Data warehousing deals with accidental complexity resulting from availability of myriad choices in implementing the technology solution. This complexity can be, and should be eliminated. You need to be careful in believing the claims being made by the jargon-laced2, hyped-up, cool-sounding, fad-terms, and be realistic about what the technology can achieve. Simple and proven solutions exist to deal with the 100TB data warehouses, and should be leveraged. SMP provides a simple and increasingly cost effective path for ETL and database scalability. The reporting scalability is easily provided by a cluster of load-balanced servers. Use bulk loads and range partitioning along with task, pipeline, and partition parallelism to tame the ETL processing windows. Effective use of star schemas, bitmap indexes, range partitioning, and aggregations on the database provides good performance and unlimited scalability for the resource intensive queries. Consider extraordinary solutions only for extreme requirements such as: MPP only for extreme scalability, or multi-dimensional databases only for extreme query performance requirements. Finally, make sure that you are NOT using data warehouse to fill in deficiencies of the operational source systems, fix the operational systems instead.
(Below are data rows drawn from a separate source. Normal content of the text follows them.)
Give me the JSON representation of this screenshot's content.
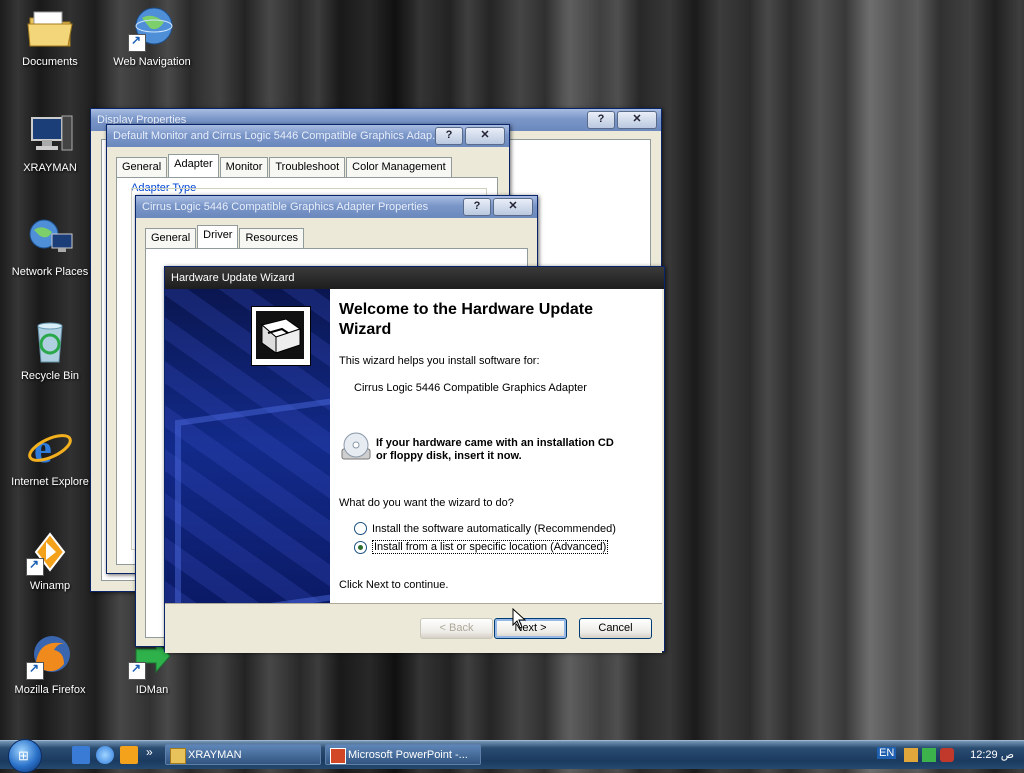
{
  "desktop_icons": [
    {
      "label": "Documents",
      "icon": "folder-icon"
    },
    {
      "label": "Web Navigation",
      "icon": "globe-icon"
    },
    {
      "label": "XRAYMAN",
      "icon": "computer-icon"
    },
    {
      "label": "Network Places",
      "icon": "network-icon"
    },
    {
      "label": "Recycle Bin",
      "icon": "recycle-bin-icon"
    },
    {
      "label": "Internet Explore",
      "icon": "ie-icon"
    },
    {
      "label": "Winamp",
      "icon": "winamp-icon"
    },
    {
      "label": "Mozilla Firefox",
      "icon": "firefox-icon"
    },
    {
      "label": "IDMan",
      "icon": "idman-icon"
    }
  ],
  "display_properties": {
    "title": "Display Properties",
    "help": "?",
    "close": "✕"
  },
  "monitor_dialog": {
    "title": "Default Monitor and Cirrus Logic 5446 Compatible Graphics Adap...",
    "help": "?",
    "close": "✕",
    "tabs": [
      "General",
      "Adapter",
      "Monitor",
      "Troubleshoot",
      "Color Management"
    ],
    "active_tab": "Adapter",
    "group_label": "Adapter Type"
  },
  "adapter_dialog": {
    "title": "Cirrus Logic 5446 Compatible Graphics Adapter Properties",
    "help": "?",
    "close": "✕",
    "tabs": [
      "General",
      "Driver",
      "Resources"
    ],
    "active_tab": "Driver"
  },
  "wizard": {
    "title": "Hardware Update Wizard",
    "heading": "Welcome to the Hardware Update Wizard",
    "intro": "This wizard helps you install software for:",
    "device": "Cirrus Logic 5446 Compatible Graphics Adapter",
    "cd_hint_line1": "If your hardware came with an installation CD",
    "cd_hint_line2": "or floppy disk, insert it now.",
    "question": "What do you want the wizard to do?",
    "options": [
      {
        "label": "Install the software automatically (Recommended)",
        "selected": false
      },
      {
        "label": "Install from a list or specific location (Advanced)",
        "selected": true
      }
    ],
    "continue_hint": "Click Next to continue.",
    "back_label": "< Back",
    "next_label": "Next >",
    "cancel_label": "Cancel"
  },
  "taskbar": {
    "tasks": [
      {
        "label": "XRAYMAN",
        "icon": "folder-icon"
      },
      {
        "label": "Microsoft PowerPoint -...",
        "icon": "powerpoint-icon"
      }
    ],
    "language": "EN",
    "clock": "12:29 ص"
  },
  "colors": {
    "titlebar_active": "#2b5aa4",
    "wizard_banner": "#122a8a",
    "dialog_face": "#ece9d8"
  }
}
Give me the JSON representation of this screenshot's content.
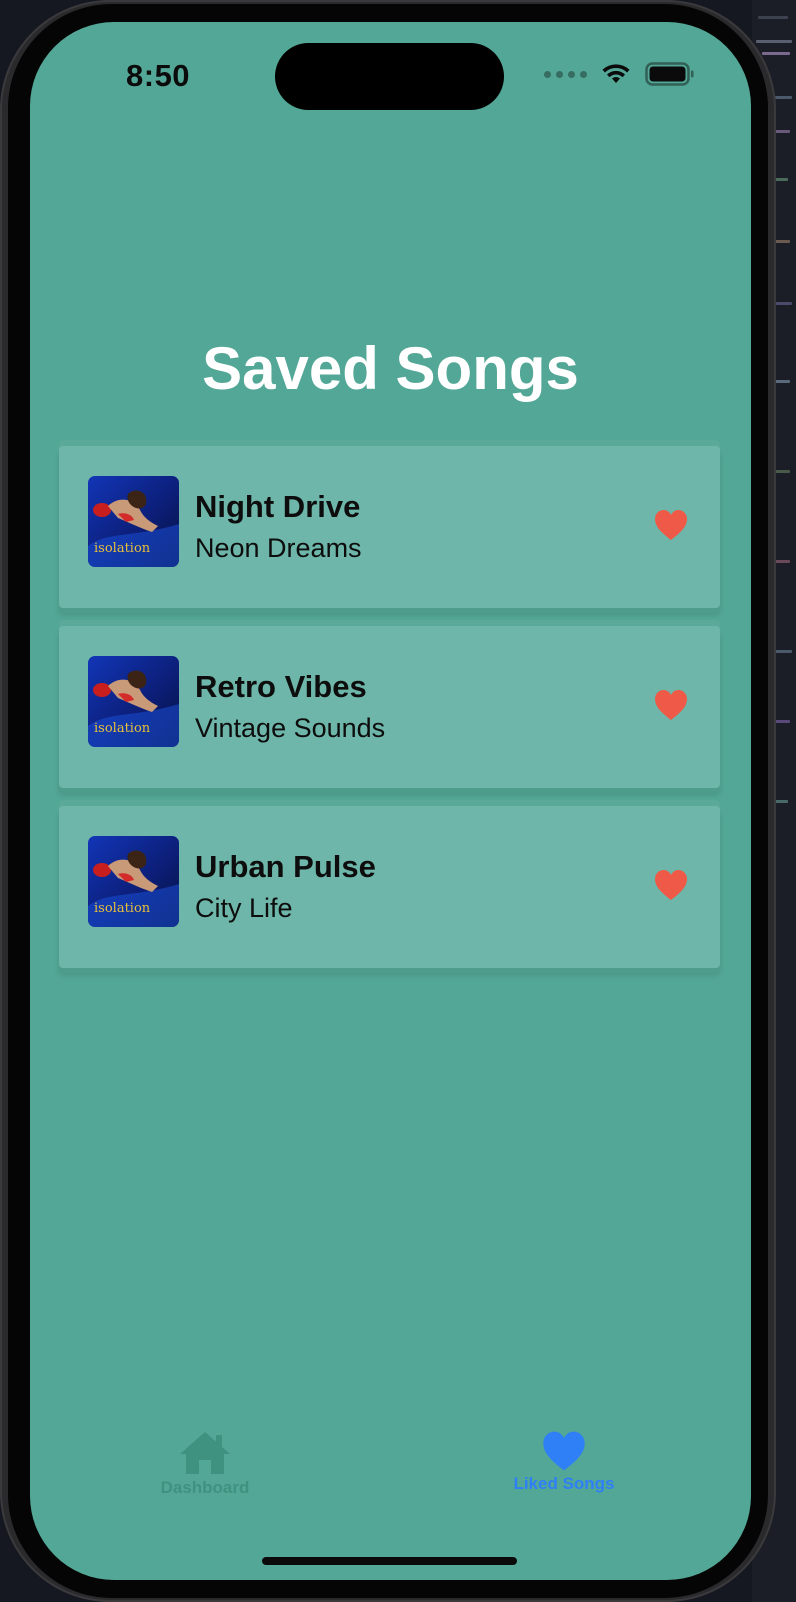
{
  "status_bar": {
    "time": "8:50"
  },
  "page": {
    "title": "Saved Songs"
  },
  "songs": [
    {
      "title": "Night Drive",
      "artist": "Neon Dreams",
      "album_art_text": "isolation",
      "liked": true
    },
    {
      "title": "Retro Vibes",
      "artist": "Vintage Sounds",
      "album_art_text": "isolation",
      "liked": true
    },
    {
      "title": "Urban Pulse",
      "artist": "City Life",
      "album_art_text": "isolation",
      "liked": true
    }
  ],
  "tab_bar": {
    "dashboard_label": "Dashboard",
    "liked_label": "Liked Songs",
    "active_tab": "Liked Songs"
  },
  "colors": {
    "background": "#53a796",
    "card": "#6db6a9",
    "heart": "#ee5a47",
    "tab_active": "#2f7ff6",
    "tab_inactive": "#3f9280"
  },
  "icons": {
    "like": "heart-icon",
    "dashboard_tab": "home-icon",
    "liked_tab": "heart-icon",
    "wifi": "wifi-icon",
    "battery": "battery-icon"
  }
}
Data warehousing deals with essential complexity resulting from the tedious task of understanding business data and integrating it across diverse sources, organizations and business processes to provide business performance reporting over time. The integration is based on rules that need to be agreed upon by people from diverse groups across multiple organizations. This complexity cannot be reduced, only made manageable, by building the data warehouse iteratively. Also, make sure that you are not fighting the users by providing them with reporting tools they love to hate, keep in mind that Excel remains the most popular tool of choice for data manipulation and reporting.
1 The Mythical Man-Month
2 The following terms have been much abused with overloaded definitions to the point where they can be used to simultaneously mean anything, everything, and nothing in particular. Totally like whatever, you know? Listed in alphabetical order, these terms will not be used here:
- Architecture
- Enterprise
- Metadata
- Strategy